Microsoft has been deceptively quiet on the sales of Windows phone device since the platform was first introduced a few years back. Since the announcement, the company has avoided giving hard sales figures for the public to adore over and many believe that is because the platform has not been selling well.
While Microsoft has given a few hints that Windows Phone 8 has been doing better than Windows Phone 7, one analyst is claiming that only 1 million Windows Phone devices were sold in the US for 2012. This number, if true, would almost certainly be below Microsoft’s expectations especially after the launch of Windows phone 8 in Q4 of last year. But the problem is, the numbers don’t add up.

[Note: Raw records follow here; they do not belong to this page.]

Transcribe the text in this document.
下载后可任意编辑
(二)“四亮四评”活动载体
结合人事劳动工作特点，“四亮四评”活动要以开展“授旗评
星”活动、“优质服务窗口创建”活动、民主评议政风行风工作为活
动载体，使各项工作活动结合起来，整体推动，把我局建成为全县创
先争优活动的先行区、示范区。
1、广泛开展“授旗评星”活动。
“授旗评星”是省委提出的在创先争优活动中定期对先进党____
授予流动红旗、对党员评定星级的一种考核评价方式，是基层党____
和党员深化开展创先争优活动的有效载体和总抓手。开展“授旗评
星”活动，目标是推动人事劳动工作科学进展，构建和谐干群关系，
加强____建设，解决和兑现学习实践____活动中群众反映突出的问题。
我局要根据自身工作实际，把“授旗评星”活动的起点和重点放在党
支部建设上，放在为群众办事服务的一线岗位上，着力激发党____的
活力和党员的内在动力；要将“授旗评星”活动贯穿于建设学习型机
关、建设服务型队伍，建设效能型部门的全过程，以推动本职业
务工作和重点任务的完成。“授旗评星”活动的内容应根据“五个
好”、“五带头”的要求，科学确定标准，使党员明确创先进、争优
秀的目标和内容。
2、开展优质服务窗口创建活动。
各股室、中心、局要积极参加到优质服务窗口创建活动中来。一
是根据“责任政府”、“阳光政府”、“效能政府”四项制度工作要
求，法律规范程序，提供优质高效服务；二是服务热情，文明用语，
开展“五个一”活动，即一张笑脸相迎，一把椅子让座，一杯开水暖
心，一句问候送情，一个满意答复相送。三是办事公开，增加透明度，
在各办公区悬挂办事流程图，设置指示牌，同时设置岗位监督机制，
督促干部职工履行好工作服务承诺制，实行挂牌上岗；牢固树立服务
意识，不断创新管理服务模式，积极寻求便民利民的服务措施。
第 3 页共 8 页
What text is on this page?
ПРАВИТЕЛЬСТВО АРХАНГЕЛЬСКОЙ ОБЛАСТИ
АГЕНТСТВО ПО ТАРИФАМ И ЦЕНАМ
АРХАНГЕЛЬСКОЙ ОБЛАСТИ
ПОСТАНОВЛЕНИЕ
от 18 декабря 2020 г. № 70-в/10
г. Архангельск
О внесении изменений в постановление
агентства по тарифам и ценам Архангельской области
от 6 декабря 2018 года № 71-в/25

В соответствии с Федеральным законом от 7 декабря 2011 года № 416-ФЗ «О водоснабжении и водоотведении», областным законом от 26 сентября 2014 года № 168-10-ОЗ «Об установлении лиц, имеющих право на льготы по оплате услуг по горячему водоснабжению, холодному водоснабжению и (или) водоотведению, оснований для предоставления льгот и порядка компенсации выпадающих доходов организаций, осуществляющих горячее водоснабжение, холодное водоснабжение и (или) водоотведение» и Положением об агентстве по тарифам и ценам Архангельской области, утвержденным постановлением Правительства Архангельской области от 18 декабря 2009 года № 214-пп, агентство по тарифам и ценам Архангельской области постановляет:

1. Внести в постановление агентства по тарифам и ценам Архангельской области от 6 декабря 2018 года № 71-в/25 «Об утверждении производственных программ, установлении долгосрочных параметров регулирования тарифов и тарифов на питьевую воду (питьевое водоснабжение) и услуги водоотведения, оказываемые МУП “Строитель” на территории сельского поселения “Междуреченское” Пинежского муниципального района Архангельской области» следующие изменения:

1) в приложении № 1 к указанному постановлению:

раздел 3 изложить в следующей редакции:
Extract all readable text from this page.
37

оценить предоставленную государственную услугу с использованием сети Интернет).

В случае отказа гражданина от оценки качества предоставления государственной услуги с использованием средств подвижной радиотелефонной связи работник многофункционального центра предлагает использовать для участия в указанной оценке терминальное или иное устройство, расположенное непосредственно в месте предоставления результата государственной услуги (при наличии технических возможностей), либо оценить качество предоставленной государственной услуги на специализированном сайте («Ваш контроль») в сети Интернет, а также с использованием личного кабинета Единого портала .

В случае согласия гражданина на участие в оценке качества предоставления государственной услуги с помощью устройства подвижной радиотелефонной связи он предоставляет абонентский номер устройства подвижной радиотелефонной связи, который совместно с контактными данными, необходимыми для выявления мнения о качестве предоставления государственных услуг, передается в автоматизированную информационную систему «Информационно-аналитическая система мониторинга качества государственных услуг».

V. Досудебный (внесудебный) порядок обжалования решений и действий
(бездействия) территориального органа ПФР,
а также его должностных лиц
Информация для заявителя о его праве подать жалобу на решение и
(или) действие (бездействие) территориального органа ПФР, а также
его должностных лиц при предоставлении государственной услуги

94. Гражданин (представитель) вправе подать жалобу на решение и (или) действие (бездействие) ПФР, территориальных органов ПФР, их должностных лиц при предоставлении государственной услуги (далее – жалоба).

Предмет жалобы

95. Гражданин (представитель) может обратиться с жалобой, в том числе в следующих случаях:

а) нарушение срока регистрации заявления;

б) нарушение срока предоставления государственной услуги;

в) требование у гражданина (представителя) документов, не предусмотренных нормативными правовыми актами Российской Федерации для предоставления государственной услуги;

Now, seeing that they are stating 1 million in sales for all of 2012 for the US, we have to begin to question the numbers. Why, you say? Well, Nokia said that they had 700,000 sales of devices in the North American market in Q4 and while the NA market for Nokia is made up of more than the US, surely a substantial of those came from the US and that is only one quarter of the year.
If you then look at Q3, Nokia stated that they sold 300,000 phones in NA and when you start to think about that this is one vendor (albeit the largest Windows Phone producer), the above figures begin to not seem plausible, but down right laughable as the firm must not have done their research into the publically available figures.
So, did Microsoft sell more than one million Windows Phones in the US? It seems highly likely that this is the case as the numbers from Nokia alone look to prove the analyst wrong and that’s not including Samsung and HTC, who are also selling phones in the US. In addition, the HTC 8X was said to be selling well in the US and was listed as out of stock several times across a few different e-tailers.
The interesting thing about Windows Phone is that it has been receiving great reviews across the board. Despite being loved by the tech bloggers, it has yet to be adored by consumers on a scale that even comes close to rivaling Apple or Google. While Microsoft has the bankroll to support Windows Phone until it becomes a mainstream product, the question of how long this will take remains unanswered.
But for the 1M number for total sales in the US in 2012, the math doesn't add up.